There are a lot of resources to harvest. While its fancy new abilities and alternately stratospheric or Stygian spaces might steal the limelight, what I remember most about Tears of the Kingdom, after a couple of weeks' play, is the focus on collecting. There are more things to upgrade, from your Zonai battery, which requires you to gather ore in Chasms and caves for processing and trading on the sky islands, to the addition of (at least) two new Mother Goddess-style effigies you can swap stuff with. Ultrahand and to a lesser extent, Fuse both spur your imagination and cultivate an insatiable hunger for new pieces to experiment with.
It's never an exercise in brainless pillaging, but the sheer acquisitiveness of it all might annoy you if you enjoyed Breath of the Wild for its relative austerity. There's still plenty of good old-fashioned empty space to explore - I spent 15 minutes scuttling over one particular sunken temple roof, only to find nothing at the far end but a hot air balloon I could use to escape the canyon. But this is the first Zelda game I've played which feels designed to be farmed.
I've compared Tears of the Kingdom to Skyrim and Minecraft, but the game it makes me think of most is Assassin's Creed. The original Assassin's Creed tower loop is one of the most famous and formative in gaming: you clamber out of the world and its distractions, only to dive back in, a process that serves to unlock nearby missions and opportunities, as though your avatar were the plunger on an oil derrick, pumping the game's content out of the earth. In borrowing Assassin's Creed's towers, while trimming back or at least, hiding the busywork, Breath of the Wild reasserted that simple up-and-down process long after Assassin's Creed's sequels had buried it in optional content.
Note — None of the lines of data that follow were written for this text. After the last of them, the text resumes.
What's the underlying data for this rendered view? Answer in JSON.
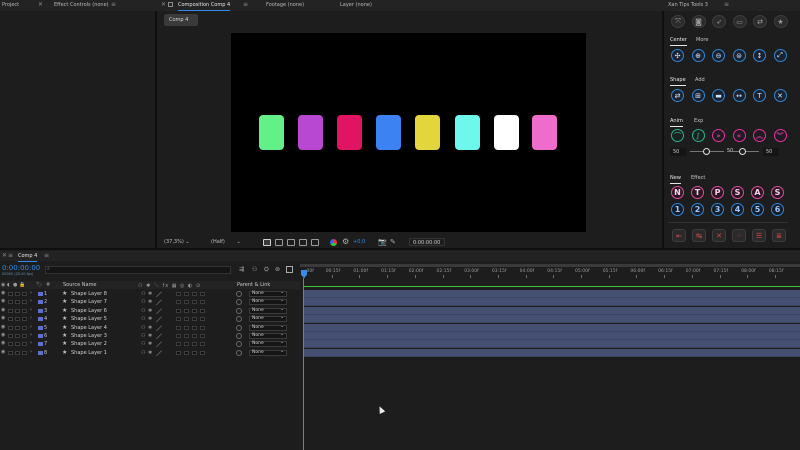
{
  "top_tabs": {
    "project": "Project",
    "effect_controls": "Effect Controls (none)",
    "composition": "Composition Comp 4",
    "footage": "Footage (none)",
    "layer": "Layer (none)",
    "tools_panel": "Xan Tips Tools 3"
  },
  "comp_viewer": {
    "comp_button": "Comp 4",
    "swatch_colors": [
      "#63f088",
      "#b848cf",
      "#e01462",
      "#3d82f2",
      "#e2d63c",
      "#6ef8ec",
      "#ffffff",
      "#ee6ccc"
    ],
    "zoom": "(37,3%)",
    "resolution": "(Half)",
    "exposure": "+0,0",
    "timecode": "0:00:00:00",
    "accent_color": "#2d8ceb"
  },
  "timeline": {
    "tab": "Comp 4",
    "timecode": "0:00:00:00",
    "timecode_sub": "00000 (25.00 fps)",
    "search_placeholder": "",
    "col_hash": "#",
    "col_source_name": "Source Name",
    "col_parent_link": "Parent & Link",
    "ruler_labels": [
      ":00f",
      "00:15f",
      "01:00f",
      "01:15f",
      "02:00f",
      "02:15f",
      "03:00f",
      "03:15f",
      "04:00f",
      "04:15f",
      "05:00f",
      "05:15f",
      "06:00f",
      "06:15f",
      "07:00f",
      "07:15f",
      "08:00f",
      "08:15f"
    ],
    "layers": [
      {
        "num": "1",
        "name": "Shape Layer 8",
        "parent": "None"
      },
      {
        "num": "2",
        "name": "Shape Layer 7",
        "parent": "None"
      },
      {
        "num": "3",
        "name": "Shape Layer 6",
        "parent": "None"
      },
      {
        "num": "4",
        "name": "Shape Layer 5",
        "parent": "None"
      },
      {
        "num": "5",
        "name": "Shape Layer 4",
        "parent": "None"
      },
      {
        "num": "6",
        "name": "Shape Layer 3",
        "parent": "None"
      },
      {
        "num": "7",
        "name": "Shape Layer 2",
        "parent": "None"
      },
      {
        "num": "8",
        "name": "Shape Layer 1",
        "parent": "None"
      }
    ]
  },
  "tools": {
    "tab_center": "Center",
    "tab_more": "More",
    "tab_shape": "Shape",
    "tab_add": "Add",
    "tab_anim": "Anim",
    "tab_exp": "Exp",
    "slider1_value": "50",
    "slider2_value": "50",
    "slider3_value": "50",
    "tab_new": "New",
    "tab_effect": "Effect",
    "letters_row": [
      "N",
      "T",
      "P",
      "S",
      "A",
      "S"
    ],
    "numbers_row": [
      "1",
      "2",
      "3",
      "4",
      "5",
      "6"
    ]
  }
}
Tears of the Kingdom is sort of one enormous, invisible Assassin's Creed tower, constructed not just of stone and metal but of play rhythms stemming from the distribution of objectives and raw materials. It's an ephemeral and imposing structure that extends all the way from hell to heaven. Both its main quests and its various resourcing elements guide you steadily up and down this airy edifice: your eyes are constantly being drawn from one half of the game to the other.
It's never insistent about this. There's always that freedom to linger, to construct something silly, chase a fox through the woods, or land upon a lonely sky islet for the joy of it. The pull exerted by all those things to collect and upgrade is gentle, by open world standards. At the same time, I do wonder where Zelda goes after this, and whether its destiny is to forget the key lessons of Breath of the Wild and follow Assassin's Creed into the realm of "stuff for the sake of stuff". I'm hypnotised by the view from every aerial landmark I visit, and compelled by the seething darkness underground. But every so often, after completing a samier shrine or dungeon, I think about Fuse and the number of either unusable or worse, incrementally enhanced weapons it produces, and I wonder whether it's the canary in the coalmine here.
Tears of the Kingdom is a direct sequel, for all its changes, and Zelda tends not to go in for those: it used to wipe the slate clean each time, casting the last game's baggage aside like so much surplus equipment, and setting out for the horizon. I'd like the next Zelda to do that again. But that's a problem for tomorrow. All told, Tears of the Kingdom is an astonishing, quite literally top-to-bottom sequel, adding complexity and splendor to the Breath of the Wild formula without sacrificing its enchantment.